Best enjoyed by audiences who love warm, joyful, autobiographical storytelling over large-scale spectacle.

Critical Reception

My Son's a Queer (But What Can You Do?) has earned strong acclaim across its previous runs, from the Turbine Theatre and Edinburgh Festival Fringe to the West End and Broadway. It won Best Off-West End Production at the 2022 WhatsOnStage Awards, and critics have consistently praised its warmth, humour and emotional generosity. Reviewing an earlier West End transfer, The Stage described the production as triumphant and transformative. This Apollo Theatre season is billed as the show's final run.

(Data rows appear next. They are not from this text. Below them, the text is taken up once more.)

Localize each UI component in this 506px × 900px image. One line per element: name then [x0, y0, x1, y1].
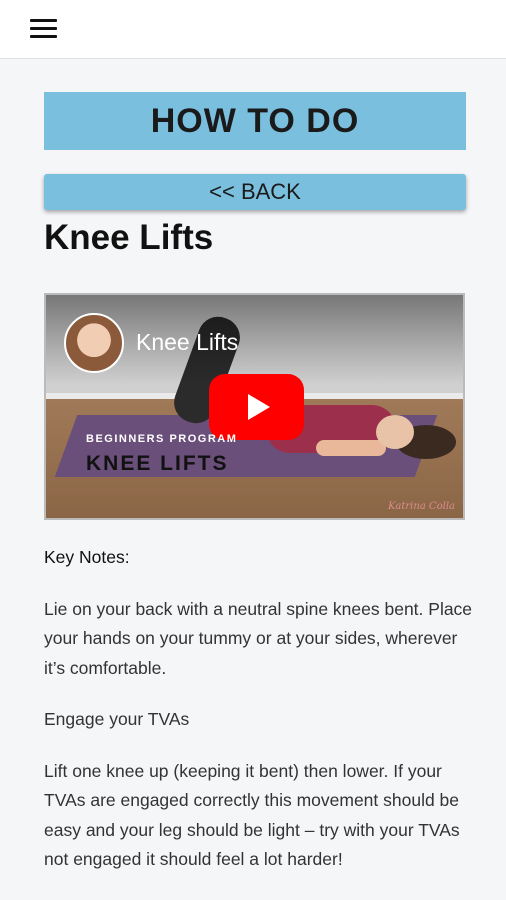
- hamburger-menu-icon[interactable]: [30, 19, 57, 39]
- channel-avatar[interactable]: [64, 313, 124, 373]
- video-overlay-subtitle: BEGINNERS PROGRAM: [86, 433, 238, 445]
- back-button[interactable]: << BACK: [44, 174, 466, 210]
- video-title[interactable]: Knee Lifts: [136, 329, 238, 356]
- menu-line: [30, 27, 57, 30]
- top-bar: [0, 0, 506, 59]
- how-to-do-banner: HOW TO DO: [44, 92, 466, 150]
- menu-line: [30, 19, 57, 22]
- video-figure-arm: [316, 440, 386, 456]
- instruction-paragraph: Lie on your back with a neutral spine kn…: [44, 598, 473, 678]
- instruction-paragraph: Lift one knee up (keeping it bent) then …: [44, 760, 460, 870]
- video-figure-head: [376, 415, 414, 449]
- video-player[interactable]: Knee Lifts BEGINNERS PROGRAM KNEE LIFTS …: [44, 293, 465, 520]
- exercise-title: Knee Lifts: [44, 218, 214, 257]
- video-overlay-title: KNEE LIFTS: [86, 452, 229, 475]
- video-watermark: Katrina Colla: [387, 501, 455, 512]
- exercise-instructions: Key Notes: Lie on your back with a neutr…: [44, 543, 474, 897]
- instruction-paragraph: Engage your TVAs: [44, 709, 190, 729]
- key-notes-label: Key Notes:: [44, 547, 130, 567]
- play-button[interactable]: [209, 374, 304, 440]
- play-icon: [248, 394, 270, 420]
- menu-line: [30, 35, 57, 38]
- page-heading: HOW TO DO: [150, 101, 360, 140]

  • WhatsOnStage Awards 2022 Best Off-West End Production
  • The Stage "Triumphant and transformative"
  • Apollo Theatre 2026 Billed final run

Source: WhatsOnStage Awards and published reviews of earlier runs. Quotation attributed to The Stage.

Everything You Need to Know

What happens in My Son's a Queer?

The show begins with a mission. When Rob was a child, they tried to stage a full-blown Disney parade in their living room for their grandma — with Rob playing Mary Poppins, Ariel, Mickey Mouse and Belle, and their dad doubling as stage manager, sound technician and Goofy. It did not go to plan. Dad missed his cues, the floats went the wrong way, and Ariel's bubble gun refused to work. Now, as an adult, Rob sets out to recreate the parade properly — and this time, nobody is going to rain on it.

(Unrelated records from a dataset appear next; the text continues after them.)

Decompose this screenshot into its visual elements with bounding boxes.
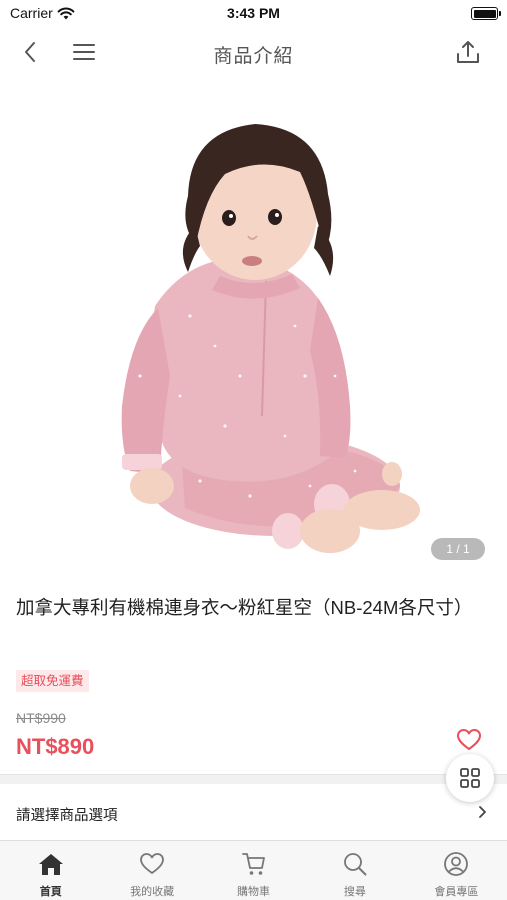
search-icon xyxy=(344,853,367,876)
share-icon xyxy=(457,41,479,63)
navigation-bar: 商品介紹 xyxy=(0,28,507,76)
tab-label: 搜尋 xyxy=(343,886,366,898)
product-title: 加拿大專利有機棉連身衣～粉紅星空（NB-24M各尺寸） xyxy=(16,597,473,618)
cart-icon xyxy=(241,853,265,875)
image-counter: 1 / 1 xyxy=(431,538,485,560)
tab-label: 會員專區 xyxy=(434,886,479,898)
page-title: 商品介紹 xyxy=(213,46,294,67)
status-bar: Carrier 3:43 PM xyxy=(0,0,507,28)
grid-icon xyxy=(460,768,480,788)
tab-label: 首頁 xyxy=(39,886,62,898)
bottom-tab-bar: 首頁 我的收藏 購物車 搜尋 會員專區 xyxy=(0,840,507,900)
tab-home[interactable]: 首頁 xyxy=(0,841,101,900)
promo-badge: 超取免運費 xyxy=(16,670,89,692)
home-icon xyxy=(38,854,63,875)
floating-grid-button[interactable] xyxy=(446,754,494,802)
share-button[interactable] xyxy=(452,36,484,68)
options-label: 請選擇商品選項 xyxy=(16,808,118,824)
tab-label: 我的收藏 xyxy=(130,886,175,898)
tab-member[interactable]: 會員專區 xyxy=(406,841,507,900)
baby-in-onesie-illustration xyxy=(121,124,420,553)
tab-search[interactable]: 搜尋 xyxy=(304,841,405,900)
status-time: 3:43 PM xyxy=(227,5,280,21)
section-divider xyxy=(0,774,507,784)
sale-price: NT$890 xyxy=(16,734,95,759)
heart-icon xyxy=(140,853,165,874)
tab-label: 購物車 xyxy=(237,886,271,898)
user-icon xyxy=(444,852,469,876)
heart-outline-icon xyxy=(457,729,481,750)
chevron-right-icon xyxy=(479,806,486,818)
tab-favorites[interactable]: 我的收藏 xyxy=(101,841,202,900)
battery-icon xyxy=(471,7,501,20)
product-options-row[interactable]: 請選擇商品選項 xyxy=(0,784,507,840)
favorite-button[interactable] xyxy=(456,728,482,754)
tab-cart[interactable]: 購物車 xyxy=(203,841,304,900)
product-image[interactable]: 1 / 1 xyxy=(0,76,507,576)
original-price: NT$990 xyxy=(16,710,66,726)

Home videos, live on stage

The piece is built around genuine VHS footage of Madge's childhood performances, projected on a large screen so the grown-up Rob can perform alongside their younger self. The effect is both very funny and surprisingly tender, as the audience watches a child's confidence and a family's patience play out in real time.

A family that said yes

Underneath the comedy is a simple, generous story: a child who wanted to dress up and put on shows, and the parents and grandparents who let them. The title's gentle joke — "my son's a queer, but what can you do?" — turns out to be about love rather than resignation.

A celebration, not a lecture

My Son's a Queer never preaches. It makes its case for acceptance simply by being joyful, and by inviting the audience to remember their own childhood enthusiasms. By the end, the recreated parade becomes a shared act of celebration between performer and room.